Sunday, October 15, 2006

The living nightmare of North Korea

Given the news about North Korea last week it is worth remembering that North Korea society is a living nightmare.

Kim Il-sung ruled from 1948 until his death in 1994. His son, Kim Jong-il, then took over with the transfer of power reminiscent of a monarchy. The cult of personality around the former leader and his son, the present leader, is the driving force in North Korean politics. The power of father and son has been, and remains, absolute.

The economy pretty much collapsed after the country was cut off from the aid supplied by the former Soviet Union for decades. During the 1990’s the county country suffered massive starvation and millions died. The country remains incredibly impoverished.

Christopher Hitchens has this assessment from the Daily Mirror:

NOT even in the lowest moments of the Third Reich, or of the gulag, or of
Mao's "Great Leap Forward" was there a time when all the subjects of the system
were actually enslaved.

In North Korea, every person is property and is
owned by a small and mad family with hereditary power.

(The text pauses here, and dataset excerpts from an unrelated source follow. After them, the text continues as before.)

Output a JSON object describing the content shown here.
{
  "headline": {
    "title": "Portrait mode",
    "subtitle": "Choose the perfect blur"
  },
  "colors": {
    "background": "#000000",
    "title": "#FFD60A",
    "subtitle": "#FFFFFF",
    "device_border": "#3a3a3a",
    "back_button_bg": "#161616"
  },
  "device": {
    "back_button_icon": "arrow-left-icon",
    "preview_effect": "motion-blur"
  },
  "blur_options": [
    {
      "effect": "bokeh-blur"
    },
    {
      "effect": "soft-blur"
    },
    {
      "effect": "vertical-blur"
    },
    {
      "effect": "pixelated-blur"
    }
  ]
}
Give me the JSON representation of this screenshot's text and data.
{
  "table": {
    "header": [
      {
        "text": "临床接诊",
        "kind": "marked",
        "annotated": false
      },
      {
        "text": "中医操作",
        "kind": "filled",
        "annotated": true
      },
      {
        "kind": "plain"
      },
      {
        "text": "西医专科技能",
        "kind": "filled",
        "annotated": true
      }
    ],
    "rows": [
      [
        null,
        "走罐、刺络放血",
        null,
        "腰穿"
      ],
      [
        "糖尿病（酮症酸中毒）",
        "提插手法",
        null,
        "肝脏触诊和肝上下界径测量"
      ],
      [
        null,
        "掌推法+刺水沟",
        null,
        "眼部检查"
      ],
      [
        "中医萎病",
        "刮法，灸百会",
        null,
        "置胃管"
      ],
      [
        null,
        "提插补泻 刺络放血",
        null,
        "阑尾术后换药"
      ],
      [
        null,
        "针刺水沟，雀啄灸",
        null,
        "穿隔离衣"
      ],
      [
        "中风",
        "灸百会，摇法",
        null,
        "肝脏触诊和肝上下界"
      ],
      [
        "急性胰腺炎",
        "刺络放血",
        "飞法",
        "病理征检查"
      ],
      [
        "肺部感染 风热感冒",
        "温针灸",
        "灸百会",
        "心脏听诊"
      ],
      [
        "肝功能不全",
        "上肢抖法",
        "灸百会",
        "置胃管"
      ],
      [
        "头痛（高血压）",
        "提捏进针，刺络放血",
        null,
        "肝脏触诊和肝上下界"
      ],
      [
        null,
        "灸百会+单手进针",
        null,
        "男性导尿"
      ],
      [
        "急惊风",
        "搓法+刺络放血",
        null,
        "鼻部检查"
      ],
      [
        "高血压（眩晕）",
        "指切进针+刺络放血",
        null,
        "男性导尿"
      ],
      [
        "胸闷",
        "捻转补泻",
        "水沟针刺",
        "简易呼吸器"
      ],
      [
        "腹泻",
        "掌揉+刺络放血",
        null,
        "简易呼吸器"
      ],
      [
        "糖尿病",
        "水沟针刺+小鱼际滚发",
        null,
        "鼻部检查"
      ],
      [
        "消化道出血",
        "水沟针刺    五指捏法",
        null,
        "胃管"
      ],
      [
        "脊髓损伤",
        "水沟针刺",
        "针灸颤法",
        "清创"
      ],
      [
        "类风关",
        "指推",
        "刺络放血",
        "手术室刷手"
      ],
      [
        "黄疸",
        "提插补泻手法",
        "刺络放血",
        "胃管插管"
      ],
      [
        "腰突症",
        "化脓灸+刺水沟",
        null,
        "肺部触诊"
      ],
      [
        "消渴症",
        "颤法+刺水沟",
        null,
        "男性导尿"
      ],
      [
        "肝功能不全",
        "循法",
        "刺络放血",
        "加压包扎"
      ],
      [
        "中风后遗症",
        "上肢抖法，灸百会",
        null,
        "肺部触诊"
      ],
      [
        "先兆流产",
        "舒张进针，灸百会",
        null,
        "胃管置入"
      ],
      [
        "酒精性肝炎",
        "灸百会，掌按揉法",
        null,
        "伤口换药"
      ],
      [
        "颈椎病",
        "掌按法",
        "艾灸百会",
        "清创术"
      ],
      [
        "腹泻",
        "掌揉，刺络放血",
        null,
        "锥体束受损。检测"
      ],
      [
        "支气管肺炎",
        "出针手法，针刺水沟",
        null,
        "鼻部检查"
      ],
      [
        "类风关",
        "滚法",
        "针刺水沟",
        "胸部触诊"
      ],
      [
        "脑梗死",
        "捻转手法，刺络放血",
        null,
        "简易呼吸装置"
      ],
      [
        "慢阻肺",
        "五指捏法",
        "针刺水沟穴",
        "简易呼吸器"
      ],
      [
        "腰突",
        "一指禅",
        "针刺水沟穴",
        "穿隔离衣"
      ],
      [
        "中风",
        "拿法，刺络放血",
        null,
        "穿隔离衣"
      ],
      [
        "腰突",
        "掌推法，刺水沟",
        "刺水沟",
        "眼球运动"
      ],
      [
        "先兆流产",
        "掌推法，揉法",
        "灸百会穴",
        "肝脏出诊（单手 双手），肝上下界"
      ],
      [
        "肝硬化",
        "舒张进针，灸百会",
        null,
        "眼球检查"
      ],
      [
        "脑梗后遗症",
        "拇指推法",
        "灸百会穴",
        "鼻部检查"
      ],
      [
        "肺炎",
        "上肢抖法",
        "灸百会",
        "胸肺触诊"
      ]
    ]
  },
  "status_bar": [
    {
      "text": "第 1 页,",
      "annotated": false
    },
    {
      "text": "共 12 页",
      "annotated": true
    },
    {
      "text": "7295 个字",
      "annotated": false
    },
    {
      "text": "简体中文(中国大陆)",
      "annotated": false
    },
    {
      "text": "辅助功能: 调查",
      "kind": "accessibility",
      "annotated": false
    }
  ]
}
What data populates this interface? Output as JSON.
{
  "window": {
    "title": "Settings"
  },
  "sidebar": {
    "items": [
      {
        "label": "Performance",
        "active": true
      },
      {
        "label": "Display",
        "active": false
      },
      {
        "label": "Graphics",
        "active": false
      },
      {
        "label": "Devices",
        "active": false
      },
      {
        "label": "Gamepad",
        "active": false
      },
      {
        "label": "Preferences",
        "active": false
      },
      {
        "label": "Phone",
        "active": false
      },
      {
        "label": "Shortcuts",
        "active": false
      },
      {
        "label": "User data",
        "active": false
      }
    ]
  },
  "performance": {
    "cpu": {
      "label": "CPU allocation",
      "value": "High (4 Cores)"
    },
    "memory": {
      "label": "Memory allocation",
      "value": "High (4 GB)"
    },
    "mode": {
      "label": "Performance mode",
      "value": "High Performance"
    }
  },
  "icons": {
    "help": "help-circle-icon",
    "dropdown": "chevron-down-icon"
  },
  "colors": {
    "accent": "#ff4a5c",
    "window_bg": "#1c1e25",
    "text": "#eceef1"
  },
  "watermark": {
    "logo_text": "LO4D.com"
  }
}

Every minute of every
day, as far as regimentation can assure the fact, is spent in absolute
subjection and serfdom.
****

A recent night-time photograph of the Korean peninsula from outer space
shows something that no "free-world" propaganda could invent: a blaze of
electric light all over the southern half, stopping exactly at the demilitarised
zone and becoming an area of darkness in the north.

Concealed in that pitch-black night is an imploding state where the
only things that work are the police and the armed forces. The situation is
actually slightly worse than indentured servitude. The slave owner historically
promises, in effect, at least to keep his slaves fed.

In North Korea, this compact has been broken. It is a famine state as
well as a slave state. Partly because of the end of favourable trade relations
with, and subsidies from, the former USSR, but mainly because of the lunacy of
its command economy, North Korea broke down in the 1990s and lost an unguessable number of people to sheer starvation.